Reduction-Induced Oxygen Loss: the Hidden Surface Reconstruction Mechanism of Layered Oxide Cathodes in Lithium-Ion Batteries

Abstract

The surface reconstruction from the layered to rocksalt-type phase represents a primary deterioration pathway of layered-oxide cathodes in lithium-ion batteries, involving irreversible oxygen loss and transition metal migration. This degradation mechanism has primarily been attributed to the oxidative instability of highly delithiated cathodes at high voltages (>4.3 V vs Li/Li+). However, the battery degradation also occurs under seemingly stable voltage ranges, the origin of which remains unclear. Herein, a hidden mechanism to induce surface reconstruction and oxygen loss is proposed, termed the "quasi-conversion reaction", which is revealed to occur during electrochemical reduction (discharge) processes just below 3.0 V (vs Li/Li+).
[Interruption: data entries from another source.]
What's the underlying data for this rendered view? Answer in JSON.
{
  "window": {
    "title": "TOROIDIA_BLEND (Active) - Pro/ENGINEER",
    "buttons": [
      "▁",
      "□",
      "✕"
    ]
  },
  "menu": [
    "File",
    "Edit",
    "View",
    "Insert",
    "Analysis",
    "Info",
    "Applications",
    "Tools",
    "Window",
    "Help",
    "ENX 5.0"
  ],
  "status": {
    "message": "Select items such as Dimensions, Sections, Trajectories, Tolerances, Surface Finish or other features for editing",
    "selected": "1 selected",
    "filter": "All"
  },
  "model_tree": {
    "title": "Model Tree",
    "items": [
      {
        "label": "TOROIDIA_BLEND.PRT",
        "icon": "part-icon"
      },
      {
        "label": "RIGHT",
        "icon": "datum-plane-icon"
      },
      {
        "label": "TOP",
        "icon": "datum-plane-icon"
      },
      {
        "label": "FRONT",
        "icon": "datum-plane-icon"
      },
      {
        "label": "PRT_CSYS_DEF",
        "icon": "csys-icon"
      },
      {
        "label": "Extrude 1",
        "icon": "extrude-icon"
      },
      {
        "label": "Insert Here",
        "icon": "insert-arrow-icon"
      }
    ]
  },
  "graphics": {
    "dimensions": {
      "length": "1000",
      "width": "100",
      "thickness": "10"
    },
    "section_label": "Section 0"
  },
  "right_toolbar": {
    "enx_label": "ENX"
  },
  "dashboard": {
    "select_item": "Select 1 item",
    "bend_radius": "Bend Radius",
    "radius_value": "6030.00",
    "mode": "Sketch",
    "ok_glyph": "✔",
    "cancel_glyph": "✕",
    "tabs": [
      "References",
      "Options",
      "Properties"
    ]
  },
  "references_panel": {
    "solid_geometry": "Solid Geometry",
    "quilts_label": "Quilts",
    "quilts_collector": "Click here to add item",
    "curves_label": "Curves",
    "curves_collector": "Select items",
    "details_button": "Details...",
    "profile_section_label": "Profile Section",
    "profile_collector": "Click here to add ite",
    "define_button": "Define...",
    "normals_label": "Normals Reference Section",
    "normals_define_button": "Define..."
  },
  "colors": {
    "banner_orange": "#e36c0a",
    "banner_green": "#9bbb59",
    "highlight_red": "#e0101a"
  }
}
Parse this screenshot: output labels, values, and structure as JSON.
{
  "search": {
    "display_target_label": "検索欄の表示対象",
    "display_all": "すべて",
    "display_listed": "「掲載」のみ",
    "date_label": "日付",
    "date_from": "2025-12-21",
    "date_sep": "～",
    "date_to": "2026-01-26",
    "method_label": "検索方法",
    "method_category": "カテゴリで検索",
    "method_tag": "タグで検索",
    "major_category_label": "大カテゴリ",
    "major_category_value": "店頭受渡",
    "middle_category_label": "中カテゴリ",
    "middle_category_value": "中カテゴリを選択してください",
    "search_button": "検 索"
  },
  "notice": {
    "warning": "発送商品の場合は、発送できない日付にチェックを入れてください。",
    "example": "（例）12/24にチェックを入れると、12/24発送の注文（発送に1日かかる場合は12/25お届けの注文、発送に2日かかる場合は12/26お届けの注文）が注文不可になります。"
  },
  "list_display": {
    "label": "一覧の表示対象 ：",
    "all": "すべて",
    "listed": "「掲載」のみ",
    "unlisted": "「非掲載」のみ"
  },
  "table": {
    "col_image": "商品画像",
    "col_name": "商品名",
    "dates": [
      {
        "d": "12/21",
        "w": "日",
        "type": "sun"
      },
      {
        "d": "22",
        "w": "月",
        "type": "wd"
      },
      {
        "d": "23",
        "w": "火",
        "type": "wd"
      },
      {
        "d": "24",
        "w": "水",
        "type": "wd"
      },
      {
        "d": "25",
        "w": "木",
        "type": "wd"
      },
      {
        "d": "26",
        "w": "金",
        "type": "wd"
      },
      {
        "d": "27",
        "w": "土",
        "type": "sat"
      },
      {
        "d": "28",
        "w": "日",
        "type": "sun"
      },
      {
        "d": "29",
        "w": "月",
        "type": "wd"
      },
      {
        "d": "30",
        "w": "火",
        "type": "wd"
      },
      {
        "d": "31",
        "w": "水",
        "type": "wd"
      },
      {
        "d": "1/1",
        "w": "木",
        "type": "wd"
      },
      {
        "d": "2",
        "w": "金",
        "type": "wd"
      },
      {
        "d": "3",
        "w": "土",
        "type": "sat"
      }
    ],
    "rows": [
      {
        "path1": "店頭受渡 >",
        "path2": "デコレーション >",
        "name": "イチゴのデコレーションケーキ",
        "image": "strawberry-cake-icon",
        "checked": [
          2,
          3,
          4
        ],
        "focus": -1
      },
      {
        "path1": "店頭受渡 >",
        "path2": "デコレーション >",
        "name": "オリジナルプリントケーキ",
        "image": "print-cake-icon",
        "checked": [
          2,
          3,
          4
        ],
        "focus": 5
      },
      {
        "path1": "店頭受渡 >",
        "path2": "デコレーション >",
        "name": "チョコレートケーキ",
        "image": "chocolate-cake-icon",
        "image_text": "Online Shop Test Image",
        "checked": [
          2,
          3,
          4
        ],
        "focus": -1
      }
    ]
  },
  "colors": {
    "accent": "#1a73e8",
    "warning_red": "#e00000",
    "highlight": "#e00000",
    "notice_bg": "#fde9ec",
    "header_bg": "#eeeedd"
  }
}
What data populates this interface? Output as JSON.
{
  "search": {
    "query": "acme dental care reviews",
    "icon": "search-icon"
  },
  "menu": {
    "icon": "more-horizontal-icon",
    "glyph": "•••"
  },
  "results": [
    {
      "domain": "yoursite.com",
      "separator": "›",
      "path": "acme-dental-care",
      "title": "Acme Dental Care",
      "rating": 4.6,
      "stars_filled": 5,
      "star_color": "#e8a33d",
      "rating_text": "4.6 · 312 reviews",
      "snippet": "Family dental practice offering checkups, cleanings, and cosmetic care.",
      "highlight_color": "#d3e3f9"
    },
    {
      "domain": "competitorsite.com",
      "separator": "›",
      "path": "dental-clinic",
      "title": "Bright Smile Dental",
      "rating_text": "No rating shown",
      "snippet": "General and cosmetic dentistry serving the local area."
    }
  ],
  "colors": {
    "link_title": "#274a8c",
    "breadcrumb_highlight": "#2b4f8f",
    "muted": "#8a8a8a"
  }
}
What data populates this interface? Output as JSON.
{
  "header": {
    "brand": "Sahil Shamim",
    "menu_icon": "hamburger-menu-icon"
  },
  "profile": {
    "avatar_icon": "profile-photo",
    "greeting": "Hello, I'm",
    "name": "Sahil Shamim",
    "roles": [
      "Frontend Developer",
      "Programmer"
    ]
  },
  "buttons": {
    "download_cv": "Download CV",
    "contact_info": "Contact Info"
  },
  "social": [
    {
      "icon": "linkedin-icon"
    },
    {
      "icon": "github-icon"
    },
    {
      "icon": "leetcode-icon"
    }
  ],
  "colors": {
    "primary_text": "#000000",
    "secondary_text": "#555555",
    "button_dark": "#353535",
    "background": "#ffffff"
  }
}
Combined experiments and first-principles calculations unveil that the oxygens at the surface can be extracted from the cathode lattice by forming lithium oxides and oxygen vacancies, at significantly higher potentials than conventional conversion reaction, due to the instability of surface oxygens coordinated with fewer cations than in the bulk. The chemical incompatibility between lithium oxides and commercial carbonate-based electrolytes results in electrolyte decomposition, forming an organic-rich blocking layer and gaseous byproducts, which further increases the cell impedance. This study emphasizes the necessity of a thorough understanding of surface instability upon reduction to develop long-lasting batteries.